Man darf keinen Wechsel in der Methodik darin sehen, wenn hier, bei den lebendigen Körpern, die geschlossen geformt sind, das Sein ins Bewusstsein sozusagen umschlägt und aus einem Kern ein Aspektzentrum wird.8

Innerhalb der Lebewesen mit geschlossener Form konstatiert Plessner eine Spaltung in jene, die dezentral oder die zentralistisch organisiert sind. Zwischen Merken, gehemmter Erregung und Wirken, enthemmter Erregung spanne sich die Sphäre des Bewusstseins, eine raumhaft innere Grenze, „der Hiatus, die Leere, die binnenhafte Kluft, durch die hindurch auf den Reiz die Reaktion erfolgt.“9

Diese Sphäre gelte es nun, ausdrücklich zu machen. Die Natur scheine zwei Formen entwickelt zu haben, wie diese Kluft zu überbrücken sei. Zum einen vermittelst Einschaltung des Bewusstseins in die Lösung der Aufgabe des Lebens, zum anderen vermittelst der weitgehenden Ausschaltung von jenem. Bei weitgehender Ausschaltung des Bewusstseins erreiche die Natur einen höheren Grad an Sicherheit in den Reaktionen des Lebewesens. Einschaltung des Bewusstseins bedeute den Zwang zu zunehmender Breite der Anschauung und eine entsprechend anwachsende Unsicherheit und Rückstellung der Instinktreaktionen.

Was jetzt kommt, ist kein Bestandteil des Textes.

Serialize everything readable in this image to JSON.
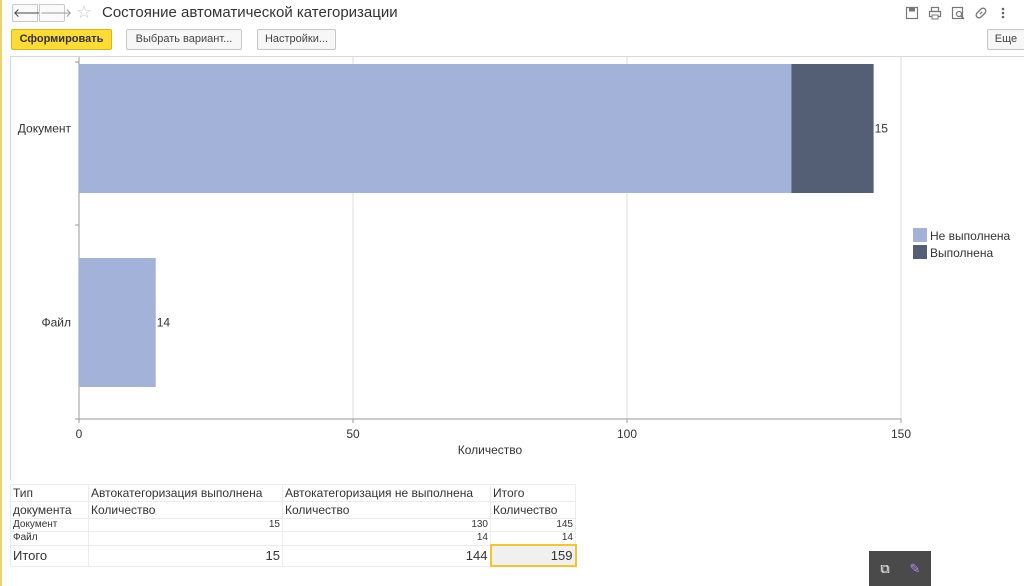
{
  "window": {
    "title": "Состояние автоматической категоризации",
    "nav_back": "🡐",
    "nav_forward": "🡒",
    "star": "☆",
    "icons": [
      "save-icon",
      "print-icon",
      "preview-icon",
      "link-icon",
      "more-vertical-icon"
    ]
  },
  "toolbar": {
    "generate_label": "Сформировать",
    "select_variant_label": "Выбрать вариант...",
    "settings_label": "Настройки...",
    "more_label": "Еще"
  },
  "chart_data": {
    "type": "bar",
    "orientation": "horizontal",
    "stacked": true,
    "categories": [
      "Документ",
      "Файл"
    ],
    "series": [
      {
        "name": "Не выполнена",
        "values": [
          130,
          14
        ],
        "color": "#a2b2d9"
      },
      {
        "name": "Выполнена",
        "values": [
          15,
          0
        ],
        "color": "#545e75"
      }
    ],
    "xlabel": "Количество",
    "ylabel": "",
    "xlim": [
      0,
      150
    ],
    "ticks": [
      0,
      50,
      100,
      150
    ],
    "grid": true,
    "legend": "right"
  },
  "table": {
    "header": {
      "type_label": "Тип документа",
      "done_label": "Автокатегоризация выполнена",
      "not_done_label": "Автокатегоризация не выполнена",
      "total_label": "Итого",
      "quantity_label": "Количество"
    },
    "rows": [
      {
        "type": "Документ",
        "done": "15",
        "not_done": "130",
        "total": "145"
      },
      {
        "type": "Файл",
        "done": "",
        "not_done": "14",
        "total": "14"
      }
    ],
    "totals": {
      "label": "Итого",
      "done": "15",
      "not_done": "144",
      "total": "159"
    }
  },
  "float_panel": {
    "copy_icon": "⧉",
    "pen_icon": "✎"
  }
}
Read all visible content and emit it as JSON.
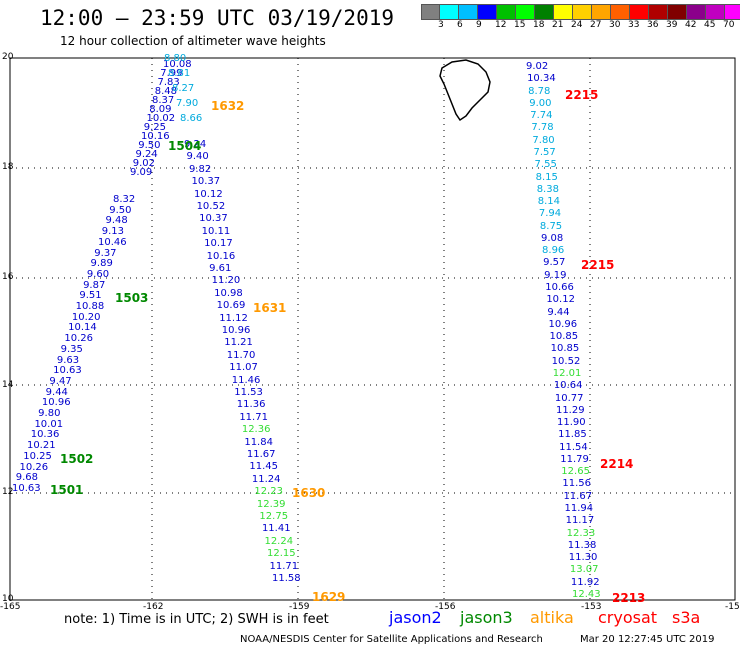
{
  "header": {
    "title": "12:00 – 23:59 UTC 03/19/2019",
    "subtitle": "12 hour collection of altimeter wave heights"
  },
  "scale": {
    "colors": [
      "#808080",
      "#00ffff",
      "#00bfff",
      "#0000ff",
      "#00c000",
      "#00ff00",
      "#008000",
      "#ffff00",
      "#ffd000",
      "#ffa500",
      "#ff6000",
      "#ff0000",
      "#b00000",
      "#800000",
      "#8b008b",
      "#c000c0",
      "#ff00ff",
      "#000000"
    ],
    "labels": [
      "3",
      "6",
      "9",
      "12",
      "15",
      "18",
      "21",
      "24",
      "27",
      "30",
      "33",
      "36",
      "39",
      "42",
      "45",
      "70",
      "(ft)"
    ]
  },
  "axes": {
    "lat_labels": [
      "20",
      "18",
      "16",
      "14",
      "12",
      "10"
    ],
    "lon_labels": [
      "-165",
      "-162",
      "-159",
      "-156",
      "-153",
      "-15"
    ]
  },
  "tracks": [
    {
      "color": "#0000cc",
      "values": [
        "10.08",
        "7.99",
        "7.83",
        "8.48",
        "8.37",
        "8.09",
        "10.02",
        "9.25",
        "10.16",
        "9.50",
        "9.24",
        "9.02",
        "9.09"
      ]
    },
    {
      "color": "#00aadd",
      "values": [
        "8.80",
        "8.81",
        "8.27",
        "7.90",
        "8.66"
      ]
    },
    {
      "color": "#0000cc",
      "values": [
        "8.32",
        "9.50",
        "9.48",
        "9.13",
        "10.46",
        "9.37",
        "9.89",
        "9.60",
        "9.87",
        "9.51",
        "10.88",
        "10.20",
        "10.14",
        "10.26",
        "9.35",
        "9.63",
        "10.63",
        "9.47",
        "9.44",
        "10.96",
        "9.80",
        "10.01",
        "10.36",
        "10.21",
        "10.25",
        "10.26",
        "9.68",
        "10.63"
      ]
    },
    {
      "color": "#0000cc",
      "values": [
        "9.24",
        "9.40",
        "9.82",
        "10.37",
        "10.12",
        "10.52",
        "10.37",
        "10.11",
        "10.17",
        "10.16",
        "9.61",
        "11.20",
        "10.98",
        "10.69",
        "11.12",
        "10.96",
        "11.21",
        "11.70",
        "11.07",
        "11.46",
        "11.53",
        "11.36",
        "11.71",
        "12.36",
        "11.84",
        "11.67",
        "11.45",
        "11.24",
        "12.23",
        "12.39",
        "12.75",
        "11.41",
        "12.24",
        "12.15",
        "11.71",
        "11.58"
      ]
    },
    {
      "color": "#0000cc",
      "values": [
        "9.02",
        "10.34",
        "8.78",
        "9.00",
        "7.74",
        "7.78",
        "7.80",
        "7.57",
        "7.55",
        "8.15",
        "8.38",
        "8.14",
        "7.94",
        "8.75",
        "9.08",
        "8.96",
        "9.57",
        "9.19",
        "10.66",
        "10.12",
        "9.44",
        "10.96",
        "10.85",
        "10.85",
        "10.52",
        "12.01",
        "10.64",
        "10.77",
        "11.29",
        "11.90",
        "11.85",
        "11.54",
        "11.79",
        "12.65",
        "11.56",
        "11.67",
        "11.94",
        "11.17",
        "12.33",
        "11.38",
        "11.30",
        "13.07",
        "11.92",
        "12.43"
      ]
    }
  ],
  "time_labels": [
    {
      "text": "1632",
      "color": "#ff9900"
    },
    {
      "text": "1504",
      "color": "#008800"
    },
    {
      "text": "1503",
      "color": "#008800"
    },
    {
      "text": "1631",
      "color": "#ff9900"
    },
    {
      "text": "1502",
      "color": "#008800"
    },
    {
      "text": "1501",
      "color": "#008800"
    },
    {
      "text": "1630",
      "color": "#ff9900"
    },
    {
      "text": "1629",
      "color": "#ff9900"
    },
    {
      "text": "2215",
      "color": "#ff0000"
    },
    {
      "text": "2215",
      "color": "#ff0000"
    },
    {
      "text": "2214",
      "color": "#ff0000"
    },
    {
      "text": "2213",
      "color": "#ff0000"
    }
  ],
  "note": "note:  1) Time is in UTC;  2) SWH is in feet",
  "satellites": [
    {
      "name": "jason2",
      "color": "#0000ff"
    },
    {
      "name": "jason3",
      "color": "#008800"
    },
    {
      "name": "altika",
      "color": "#ff9900"
    },
    {
      "name": "cryosat",
      "color": "#ff0000"
    },
    {
      "name": "s3a",
      "color": "#ff0000"
    }
  ],
  "footer": "NOAA/NESDIS Center for Satellite Applications and Research",
  "timestamp": "Mar 20 12:27:45 UTC 2019"
}
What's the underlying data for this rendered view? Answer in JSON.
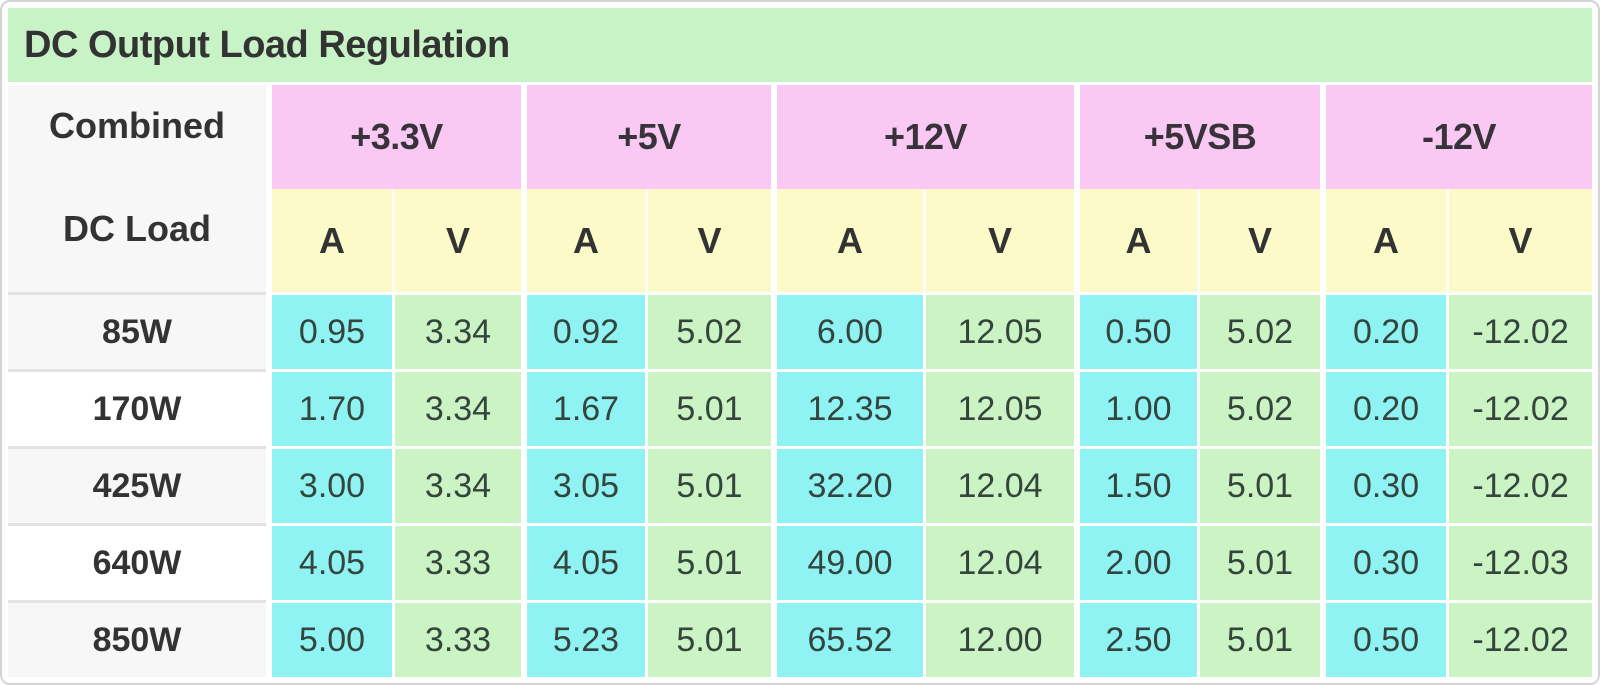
{
  "title": "DC Output Load Regulation",
  "corner": {
    "line1": "Combined",
    "line2": "DC Load"
  },
  "rails": [
    "+3.3V",
    "+5V",
    "+12V",
    "+5VSB",
    "-12V"
  ],
  "unit_headers": [
    "A",
    "V"
  ],
  "table": {
    "rows": [
      {
        "load": "85W",
        "values": [
          "0.95",
          "3.34",
          "0.92",
          "5.02",
          "6.00",
          "12.05",
          "0.50",
          "5.02",
          "0.20",
          "-12.02"
        ]
      },
      {
        "load": "170W",
        "values": [
          "1.70",
          "3.34",
          "1.67",
          "5.01",
          "12.35",
          "12.05",
          "1.00",
          "5.02",
          "0.20",
          "-12.02"
        ]
      },
      {
        "load": "425W",
        "values": [
          "3.00",
          "3.34",
          "3.05",
          "5.01",
          "32.20",
          "12.04",
          "1.50",
          "5.01",
          "0.30",
          "-12.02"
        ]
      },
      {
        "load": "640W",
        "values": [
          "4.05",
          "3.33",
          "4.05",
          "5.01",
          "49.00",
          "12.04",
          "2.00",
          "5.01",
          "0.30",
          "-12.03"
        ]
      },
      {
        "load": "850W",
        "values": [
          "5.00",
          "3.33",
          "5.23",
          "5.01",
          "65.52",
          "12.00",
          "2.50",
          "5.01",
          "0.50",
          "-12.02"
        ]
      }
    ]
  },
  "chart_data": {
    "type": "table",
    "title": "DC Output Load Regulation",
    "row_header": "Combined DC Load",
    "columns": [
      "+3.3V A",
      "+3.3V V",
      "+5V A",
      "+5V V",
      "+12V A",
      "+12V V",
      "+5VSB A",
      "+5VSB V",
      "-12V A",
      "-12V V"
    ],
    "categories": [
      "85W",
      "170W",
      "425W",
      "640W",
      "850W"
    ],
    "rows": [
      [
        0.95,
        3.34,
        0.92,
        5.02,
        6.0,
        12.05,
        0.5,
        5.02,
        0.2,
        -12.02
      ],
      [
        1.7,
        3.34,
        1.67,
        5.01,
        12.35,
        12.05,
        1.0,
        5.02,
        0.2,
        -12.02
      ],
      [
        3.0,
        3.34,
        3.05,
        5.01,
        32.2,
        12.04,
        1.5,
        5.01,
        0.3,
        -12.02
      ],
      [
        4.05,
        3.33,
        4.05,
        5.01,
        49.0,
        12.04,
        2.0,
        5.01,
        0.3,
        -12.03
      ],
      [
        5.0,
        3.33,
        5.23,
        5.01,
        65.52,
        12.0,
        2.5,
        5.01,
        0.5,
        -12.02
      ]
    ]
  },
  "colors": {
    "title_bg": "#c8f3c6",
    "rail_header_bg": "#f9c9f4",
    "unit_header_bg": "#fcfac9",
    "amp_cell_bg": "#8ff3f4",
    "volt_cell_bg": "#cbf3c3",
    "row_header_bg_odd": "#f7f7f7",
    "row_header_bg_even": "#ffffff",
    "header_text": "#333333",
    "data_text": "#34453e",
    "divider": "#e3e3e3",
    "frame_border": "#d4d4d4"
  }
}
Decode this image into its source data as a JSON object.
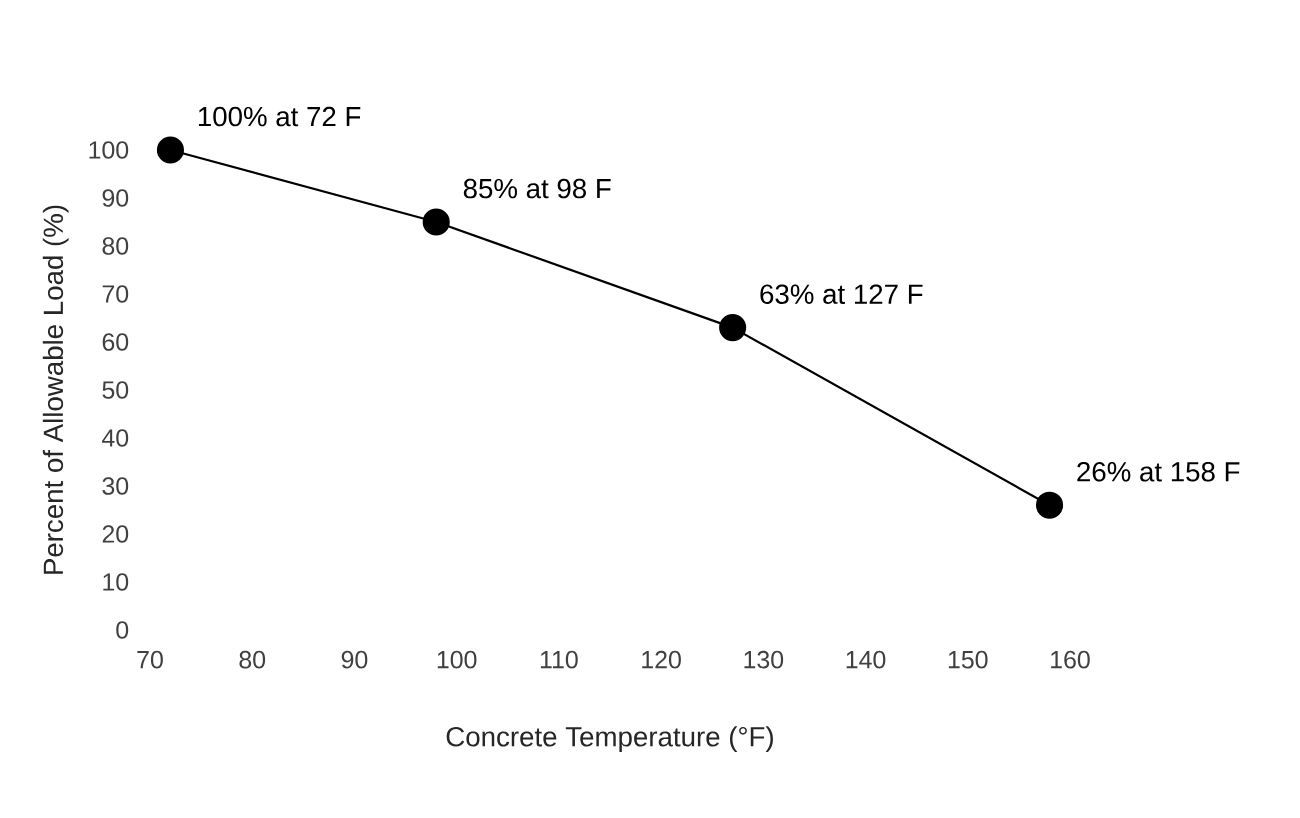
{
  "chart_data": {
    "type": "line",
    "xlabel": "Concrete Temperature (°F)",
    "ylabel": "Percent of Allowable Load (%)",
    "x": [
      72,
      98,
      127,
      158
    ],
    "series": [
      {
        "color": "#000000",
        "values": [
          100,
          85,
          63,
          26
        ]
      }
    ],
    "xlim": [
      70,
      160
    ],
    "ylim": [
      0,
      100
    ],
    "xticks": [
      70,
      80,
      90,
      100,
      110,
      120,
      130,
      140,
      150,
      160
    ],
    "yticks": [
      0,
      10,
      20,
      30,
      40,
      50,
      60,
      70,
      80,
      90,
      100
    ],
    "marker": "circle",
    "line_style": "solid",
    "grid": false,
    "annotations": [
      {
        "text": "100% at 72 F",
        "x": 72,
        "y": 100
      },
      {
        "text": "85% at 98 F",
        "x": 98,
        "y": 85
      },
      {
        "text": "63% at 127 F",
        "x": 127,
        "y": 63
      },
      {
        "text": "26% at 158 F",
        "x": 158,
        "y": 26
      }
    ]
  }
}
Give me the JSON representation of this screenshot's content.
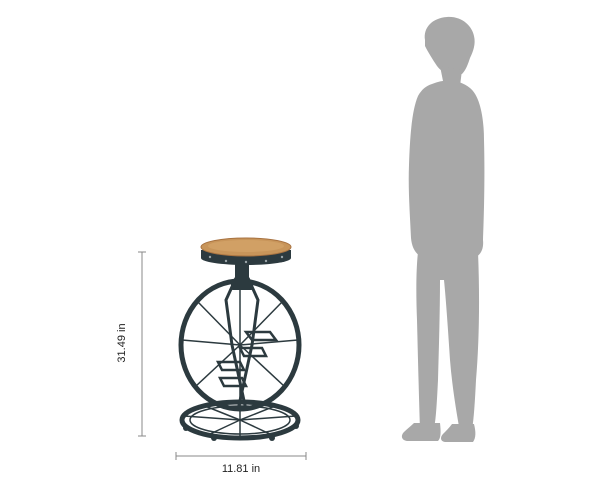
{
  "dimensions": {
    "height_label": "31.49 in",
    "width_label": "11.81 in"
  },
  "colors": {
    "background": "#ffffff",
    "silhouette": "#a8a8a8",
    "seat_wood": "#c8955a",
    "metal_frame": "#2c3a3f",
    "dimension_line": "#888888"
  },
  "icons": {
    "figure": "human-silhouette",
    "product": "bicycle-bar-stool"
  }
}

Die Aufmerksamkeit wird von dem Objekt der Bewegung auf die Bewegung als Objekt herübergezogen. Zersplitterung ist unvermeidliche Folge: Die Unbefangenheit ist dahin, der sichere Ausgang der Handlung, welche die volle Hingabe ans Objekt erfordert, in Frage gestellt.10

Im Zentralorgan repräsentiere sich mehr und mehr Umfeld, dieses rücke dementsprechend vom Tier ab und gewinne an Struktur, werde zu Merk- und Wirksphäre, zu „Signalfeld und Aktionsfeld in Einem“11. Optische, akustische und taktile Gehalte zeigten sich nicht mehr unkoordiniert, sondern entbergen im Umgang mit dem Gegenstand eine dauerhafte Dingstruktur, indem das Tier die Beziehung zwischen Merken und Wirken am Umfeld erlebe.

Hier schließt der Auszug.